Der Flohmarkt ist ein fester Bestandteil des kulturellen Lebens in der Stadt. Das Besondere daran ist sein Konzept: Um einen Platz als Verkäufer zu ergattern, ist keine Reservation nötig (aber möglich). Ebenfalls gibt es keine fixen Platzzuweisungen und die Preise für einen Platz sind ausserdem sehr günstig. Das alles verleiht dem Markt einen sehr lebhaften, spontanen Charakter, ein liebevolles Durcheinander, in dem jeder seinen kleinen Schatz finden kann.

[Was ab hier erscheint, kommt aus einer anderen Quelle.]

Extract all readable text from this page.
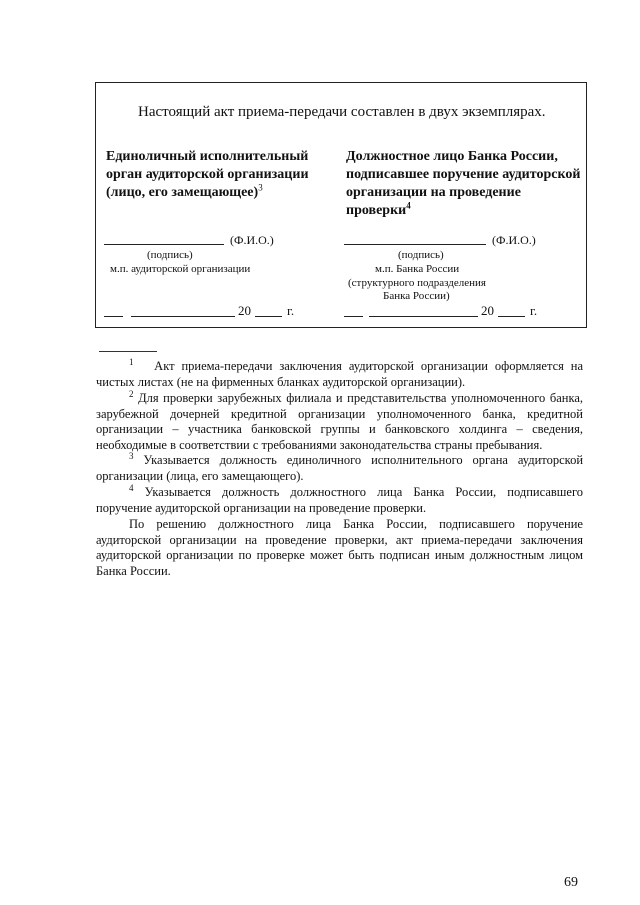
Настоящий акт приема-передачи составлен в двух экземплярах.
Единоличный исполнительный орган аудиторской организации (лицо, его замещающее)$^3$
(Ф.И.О.)
(подпись)
м.п. аудиторской организации
20	г.
Должностное лицо Банка России, подписавшее поручение аудиторской организации на проведение проверки$^4$
(Ф.И.О.)
(подпись)
м.п. Банка России
(структурного подразделения
Банка России)
20	г.
$^1$ Акт приема-передачи заключения аудиторской организации оформляется на чистых листах (не на фирменных бланках аудиторской организации).
$^2$ Для проверки зарубежных филиала и представительства уполномоченного банка, зарубежной дочерней кредитной организации уполномоченного банка, кредитной организации – участника банковской группы и банковского холдинга – сведения, необходимые в соответствии с требованиями законодательства страны пребывания.
$^3$ Указывается должность единоличного исполнительного органа аудиторской организации (лица, его замещающего).
$^4$ Указывается должность должностного лица Банка России, подписавшего поручение аудиторской организации на проведение проверки.
По решению должностного лица Банка России, подписавшего поручение аудиторской организации на проведение проверки, акт приема-передачи заключения аудиторской организации по проверке может быть подписан иным должностным лицом Банка России.
69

Ehrenamtlichkeit auch dank des Internets

Seit vier Jahren organisieren Ermin Trevisan und einige seiner Freunde den Flohmarkt. Auch sie gehen mit der Digitalisierung mit. So sagt Trevisan, dass seit zwei Jahren eine Online-Platzreservierung verfügbar ist. «Sie ermöglicht uns erst, die Organisation in unserer Freizeit zu machen. Andernfalls würden wir vor lauter Telefonaten und E-Mails nicht mehr zum Arbeiten kommen», erklärt Trevisan. Der Markt wird ehrenamtlich auf die Beine gestellt, Profit spielt hier keine Rolle. Vielmehr will man sich für ein attraktives Kulturangebot in der Stadt Zug einsetzen.

Die Stände präsentierten sich bezüglich ihres Angebots in einer grossen Diversität: Antike Bücher, altes Geschirr, Vinyl-Platten und CD’s, gebrauchte Kleidung und selbstgemachter Schmuck – wenn man mit genügender Ausdauer suchte, fand man alles Mögliche. Auch Kurioses war zum Verkauf ausgelegt. «Ein Säbel aus der spanischen Marine zu Francos Zeiten», behauptete Richard Heldman stolz, der als Verkäufer vor Ort war, und zeigte die entsprechende Inschrift auf der Klinge. Was er ebenfalls anbot: Antike Bergschuhe, ein altes Samurai-Schwert, einen Schweizer Armeedolch und viele weitere Liebhaberstücke, die auf neue Besitzer warteten. «Oft kaufen sich die Besucher Gegenstände, die sie an etwas erinnern, zum Beispiel an ihre Jugend. Nostalgie ist auf jeden Fall ein wichtiger Bestandteil eines Flohmarkts», weiss Heldman.

In China nicht fündig – aber vor der Haustür

Die Besucher erfreuten sich am grossen Angebot. Und mancher von ihnen machte eine unverhoffte Entdeckung: «Diesen Monat kaufte ich mir einige Teetassen in China, fand jedoch während der ganzen Reise keinen passenden Krug in diesem riesigen Land. Und siehe da, so nah vom eigenen Heim finde ich diesen Teekrug», schilderte etwa Maria Spieler mit sichtlicher Freude an ihrem neuen Geschirrstück. Wie viele andere auch, werde sie sich den Tag des nächsten Flohmarkts in der Zuger Altstadt schon jetzt frei halten.